EMAIL AND SPAM CLASSIFICATION USING PROBABILISTIC METHODS

Ankur Sharma1

M.Tech Scholar, Department of CEIT, Suresh Gyan Vihar University, Jaipur

ankur.18179@mygyanvihar.com

Sohit Agarwal2

Assistant Professor Department of CEIT, Suresh Gyan Vihar University, Jaipur

sohit.agarwal@mygyanvihar.com

 

Abstract:In this paper we are discussing the classification technique of separation of ham and spam. The classification of ham and spam is an old concept and a lot of work has done on this. Here we are using the probabilistic method for this classification. It’s a simple mathematical tool based on Bays theorem of probability.

It is a very light version and the importance of the work is that it is not dependent on dimension of the statement

Keywords— Bayesian, Spam, Probability,Tokenization

 

I. INTRODUCTION

Nowadays there are several ways to filter the mail and spam. Variety of spam controller are used. The Bays theorem can be used for this application. The base theorem containing the three terms i.e. likelihood, total probability and aposteriori probability.

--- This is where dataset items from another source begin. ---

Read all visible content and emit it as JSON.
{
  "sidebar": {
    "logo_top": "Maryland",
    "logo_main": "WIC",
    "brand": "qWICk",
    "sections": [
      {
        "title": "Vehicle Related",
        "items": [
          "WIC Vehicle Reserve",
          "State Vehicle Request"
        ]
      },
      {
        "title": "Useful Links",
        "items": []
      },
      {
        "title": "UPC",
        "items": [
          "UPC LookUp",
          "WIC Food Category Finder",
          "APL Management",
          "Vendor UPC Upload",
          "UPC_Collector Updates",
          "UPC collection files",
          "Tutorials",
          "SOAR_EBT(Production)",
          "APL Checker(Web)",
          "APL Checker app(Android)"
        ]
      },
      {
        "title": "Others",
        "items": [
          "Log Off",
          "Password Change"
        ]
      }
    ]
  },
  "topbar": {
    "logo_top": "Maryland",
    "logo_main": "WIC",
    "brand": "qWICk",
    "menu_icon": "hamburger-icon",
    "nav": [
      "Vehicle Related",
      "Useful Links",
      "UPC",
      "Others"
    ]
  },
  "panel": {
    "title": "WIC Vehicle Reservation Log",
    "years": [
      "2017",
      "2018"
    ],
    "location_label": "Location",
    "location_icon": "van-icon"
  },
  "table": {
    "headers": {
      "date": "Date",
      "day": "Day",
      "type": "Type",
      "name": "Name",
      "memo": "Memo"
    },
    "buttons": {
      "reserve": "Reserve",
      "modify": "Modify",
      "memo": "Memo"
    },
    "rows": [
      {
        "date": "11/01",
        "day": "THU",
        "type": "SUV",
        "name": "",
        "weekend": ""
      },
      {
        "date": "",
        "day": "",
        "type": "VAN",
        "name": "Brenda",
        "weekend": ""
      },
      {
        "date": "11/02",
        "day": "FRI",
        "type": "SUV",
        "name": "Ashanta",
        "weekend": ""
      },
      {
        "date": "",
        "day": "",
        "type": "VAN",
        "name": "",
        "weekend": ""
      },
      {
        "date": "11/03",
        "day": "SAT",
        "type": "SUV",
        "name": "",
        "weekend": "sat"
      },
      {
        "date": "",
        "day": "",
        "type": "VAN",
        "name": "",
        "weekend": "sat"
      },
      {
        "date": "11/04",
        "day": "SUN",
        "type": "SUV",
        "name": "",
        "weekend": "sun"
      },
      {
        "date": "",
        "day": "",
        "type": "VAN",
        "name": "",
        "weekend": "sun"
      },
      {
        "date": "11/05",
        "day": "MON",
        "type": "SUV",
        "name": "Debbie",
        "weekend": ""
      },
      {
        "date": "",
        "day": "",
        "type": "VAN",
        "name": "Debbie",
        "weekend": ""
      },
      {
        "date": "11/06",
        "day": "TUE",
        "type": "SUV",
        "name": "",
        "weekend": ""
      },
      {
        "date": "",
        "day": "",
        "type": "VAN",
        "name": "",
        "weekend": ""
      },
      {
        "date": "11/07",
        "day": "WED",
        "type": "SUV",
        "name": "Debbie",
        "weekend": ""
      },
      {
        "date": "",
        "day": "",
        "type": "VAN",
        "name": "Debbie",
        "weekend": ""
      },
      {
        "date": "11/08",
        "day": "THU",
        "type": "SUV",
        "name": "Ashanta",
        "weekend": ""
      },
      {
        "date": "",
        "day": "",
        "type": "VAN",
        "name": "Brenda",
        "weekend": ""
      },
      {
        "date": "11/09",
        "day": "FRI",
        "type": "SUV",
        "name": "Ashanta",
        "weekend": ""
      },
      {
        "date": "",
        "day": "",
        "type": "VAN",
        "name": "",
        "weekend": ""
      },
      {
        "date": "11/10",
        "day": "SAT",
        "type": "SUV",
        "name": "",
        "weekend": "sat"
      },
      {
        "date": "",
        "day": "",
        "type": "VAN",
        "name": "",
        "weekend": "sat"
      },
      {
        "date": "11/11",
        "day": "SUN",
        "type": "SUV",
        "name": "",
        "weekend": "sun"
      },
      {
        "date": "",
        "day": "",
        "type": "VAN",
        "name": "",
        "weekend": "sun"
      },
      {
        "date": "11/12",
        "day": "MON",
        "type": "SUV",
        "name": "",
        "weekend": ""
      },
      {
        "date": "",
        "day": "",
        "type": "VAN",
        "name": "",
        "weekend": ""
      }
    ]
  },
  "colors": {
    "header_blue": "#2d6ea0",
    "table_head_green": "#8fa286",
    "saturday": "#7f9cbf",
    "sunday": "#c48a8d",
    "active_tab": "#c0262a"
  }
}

We are calculating the probability of a mail to be ham or spam when the features of the email are giving. These features are collected from the data set. We have download the dataset from the kegal.

In this paper we are discussing the classification technique of separation of ham and spam. The classification of ham and spam is an old concept and a lot of work has done on this. Here we are using the probabilistic method for this classification. It’s a simple mathematical tool based on Bays theorem of probability.

It is a very light version and the importance of the work is that it is not dependent on dimension of the statement

Naxos’ theory of virtualization and expression, which can be accessed in such a way that they are presented to him: and in the opinion of a good cause of testimony. A lot of research has been conducted to improve the performance of this workbook. I know what time it makes more business cards to learn the spam filter developer. Paul Graham applied Bayeevan’s approach to spam [1] for access to training before accessing the fragmented database at low arithmetic. According to the test to find out why the public is available, spam. As for the rest, set in the allotted space, because a piece of paper.

There is no doubt what elements in hand, e-mail or profile are provided due to spam and spam messages. So, along with one of the best news from it, the characteristics of spam have been provided because we have a reason to be able to do it: this is a potential back-to-back spam.

This can break down the rigid propaganda lines of the e-mail message to be given to the spam message in a first harmful probability separated from the correct probability of the general message divided by the simple Kents situation and we can suppose that the different characteristics of the word and conditional independent data let’s know about the family now It’s spam So, there is a rule that Bayes is deaf to the presumption of freedom of conditional words

 

II. NAÏVEBAYES METHOD

 

Naive Bayesian [2] [3] is a great way to use technology to use spam problems with other techniques [4]. Paul Graham intends to use this idea [1] This process has been revised [5]. The most important Baisy filter made the difference in different words [6]. There are many that continue to apply to the algorithm [7].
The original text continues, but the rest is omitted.